Philosophy II
2009-2012
Photo installation with sound (Photo: Ultrachrome print on Hahnemuhle 265 gs.)
90 x 42 cm.
Polarization, Dualism and Relationship of Opposites
“Everything is Dual; everything has poles; everything has its pair of opposites; like and unlike are the same; opposites are identical in nature, but different in degree; extremes meet; all truths are but half-truths; all paradoxes may be reconciled.”
The Kybalion
Although it seems external to us or recent –and aware that many other factors, especially the more contemporary political speech, have exacerbated it– we could sign that, in the historical-conceptual perspective the phenomenon of polarization and polarized thinking are imprinted in the DNA of our culture. The tendency of the Western approach and, by extension, its philosophy is based precisely on the principle of polarization, on the definition of absolute categories, and this finds a dichotomous basis in the rhetoric of cognitive and linguistic dualism. But the “problem” itself does not lie in the principle of opposites, but in the way we relate to them.Where other systems of thought understood interrelationship (as a relation of inclusion) and the implicit complementarity in opposing pairs, for Western rationalism the “opposites” turned out to be hostile, mutually exclusive spheres. Thus we Westerners wallow in irreconcilable antagonism.
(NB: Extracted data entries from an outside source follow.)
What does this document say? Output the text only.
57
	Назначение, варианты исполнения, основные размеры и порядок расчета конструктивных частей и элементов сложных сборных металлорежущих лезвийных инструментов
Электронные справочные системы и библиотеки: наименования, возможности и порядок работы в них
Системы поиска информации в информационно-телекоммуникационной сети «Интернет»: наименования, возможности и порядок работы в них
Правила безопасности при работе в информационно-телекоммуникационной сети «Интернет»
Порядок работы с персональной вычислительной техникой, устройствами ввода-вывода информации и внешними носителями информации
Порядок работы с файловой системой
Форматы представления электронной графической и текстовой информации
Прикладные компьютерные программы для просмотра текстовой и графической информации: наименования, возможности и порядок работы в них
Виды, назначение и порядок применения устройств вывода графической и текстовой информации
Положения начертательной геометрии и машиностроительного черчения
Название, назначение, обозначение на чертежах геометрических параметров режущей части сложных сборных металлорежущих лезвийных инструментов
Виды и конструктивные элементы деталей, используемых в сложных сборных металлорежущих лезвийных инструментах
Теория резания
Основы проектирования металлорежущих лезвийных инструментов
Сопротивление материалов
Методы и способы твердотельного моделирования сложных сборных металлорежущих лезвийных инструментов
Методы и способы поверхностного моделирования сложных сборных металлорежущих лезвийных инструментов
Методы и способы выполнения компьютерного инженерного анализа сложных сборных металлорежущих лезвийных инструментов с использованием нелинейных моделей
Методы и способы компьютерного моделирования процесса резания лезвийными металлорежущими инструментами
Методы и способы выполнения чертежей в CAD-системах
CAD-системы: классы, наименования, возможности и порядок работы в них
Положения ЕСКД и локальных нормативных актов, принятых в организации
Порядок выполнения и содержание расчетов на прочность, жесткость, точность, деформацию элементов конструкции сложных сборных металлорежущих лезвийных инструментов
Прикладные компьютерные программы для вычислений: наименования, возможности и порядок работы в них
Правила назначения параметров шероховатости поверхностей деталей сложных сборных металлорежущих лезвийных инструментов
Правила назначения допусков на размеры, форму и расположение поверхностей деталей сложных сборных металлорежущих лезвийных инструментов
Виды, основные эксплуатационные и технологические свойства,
Philosophy II: Cognitive Distortions and Dichotomous Thinking
As a result of the above: a deep wound and the cult of the culture of scissions that fractures the human being in his relationship with himself, with the other and with the world. The final resolution of this important issue in the gnoseological field, remains a pending task in the history of thought in our hemisphere.
In such a tessitura, these works propose a reflection on this and other related questions.